Ou cantamos: "Pra você que é filho de pemba, pra você que é filho de fé, bate a cabeça e peça a Zambi o que quiser"

E para o Zelador e Pai pequeno canta-se: "Na mata virgem tamburim tocou, Oxalá mandou saudar Babalawo. Babalawo meu pai, babalawo ele é regido pelas forças de Oxóssi"


Centro de Umbanda Caboclo Oxóssi da Pedra Branca Na abertura, quando batemos cabeça, cantamos um ponto de saudação ao chefe da casa: “Seu Pedra Branca ele veio de longe ele vem lá do seu Juremá, Seu Pedra Branca vem nos abençoar e Ele vem na Fé de Oxalá.”

Contudo, quando a Gira é de Pretos Velhos, há outro ponto: “Preta velha que vem lá de Minas amarra a saia com folha de cana, se esta folha seca arrebenta ô Preta Velha você não me engana, Oi que querequequê Oi Preta Velha de bom Parecer”

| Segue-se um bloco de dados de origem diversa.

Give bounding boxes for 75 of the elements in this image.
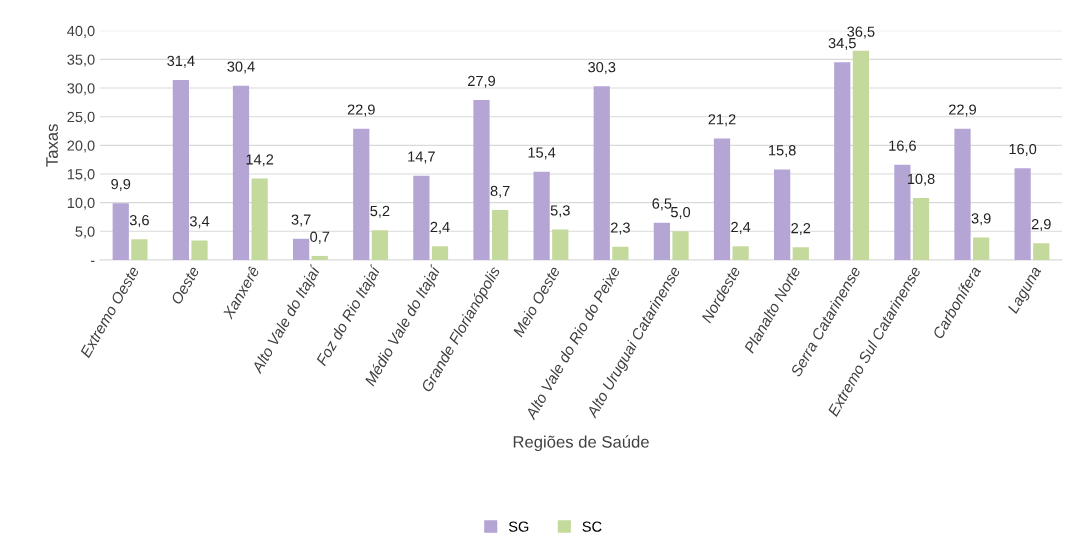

Terreiro Aldeia do Caboclo Arari Quanto aos pontos que cantamos na Hora do ritual, depende do que nosso Ogã canta. “Se meu Pai é caboclo, é chefe de Gongá (bis). Vamos saravar o Estado, meus irmãos, vamos saravar Babá (bis)" “Você que é filho de pemba, você que é filho de fé (bis). Bata com a cabeça e peça a Zambi o que quiser (bis)" “Foi Deus quem lhe deu coroa, foi Deus quem lhe deu Gongá (bis). Segura a Gira babá (bis), pois esta força quem lhe deu foi Oxalá (bis)". “Bendito louvado seja, Umbanda; saravá Endá. Salve a coroa de Oxalá na Umbanda; saravá Endá (bis)" “Saravá Caboclo, saravá Ogum no Humaitá, Saravá Iansã, Salve a coroa de Iemanjá (bis). Foi no arerê, foi no arerá, saravá babá, que ele é chefe de Gongá (bis)".

Associação Umbandista Iansã e Caboclo Pena Branca "Bate Cabeça, filhos de Umbanda. Salve Oxalá. Salve a nossa Banda"

Terreiro Casa de Umbanda da Terra e da Vida Sagrada “Bate cabeça filhos de Umbanda, ô salve Oxalá e salve a nossa banda” ”Para aquele que é filho de pemba, para aquele que é filho de fé, oi bate a cabeça e pede a Zambi o que quiser”...


Como podemos ver existem vários aprendizados sobre o ato de Bater Cabeça e formas de realizá-lo. Porém, duas características são marcantes em todos os terreiros: a fé e a reverência. Esse artigo demonstra a pluralidade e diversidade existentes dentro da Umbanda. É possível convivermos com a diversidade de cultos e rituais dentro de uma mesma matriz religiosa e convivermos em paz, haja visto esse primeiro trabalho do grupo, composto por diferentes filhos de santo, de Terreiros diferentes e bases culturais diferentes, que participam do site: http://umbandalivre.forumeiros.com/. Nossa proposta a todos os leitores desse artigo é que, simbolicamente, batam a cabeça, agradecendo a grande força criadora e que emanem ao mundo o amor ao próximo... Bate cabeça filho de fé!

Saravá! Axé! Kolofé! Motumbá! Mukuiú! Benoi! Ogbo Oto!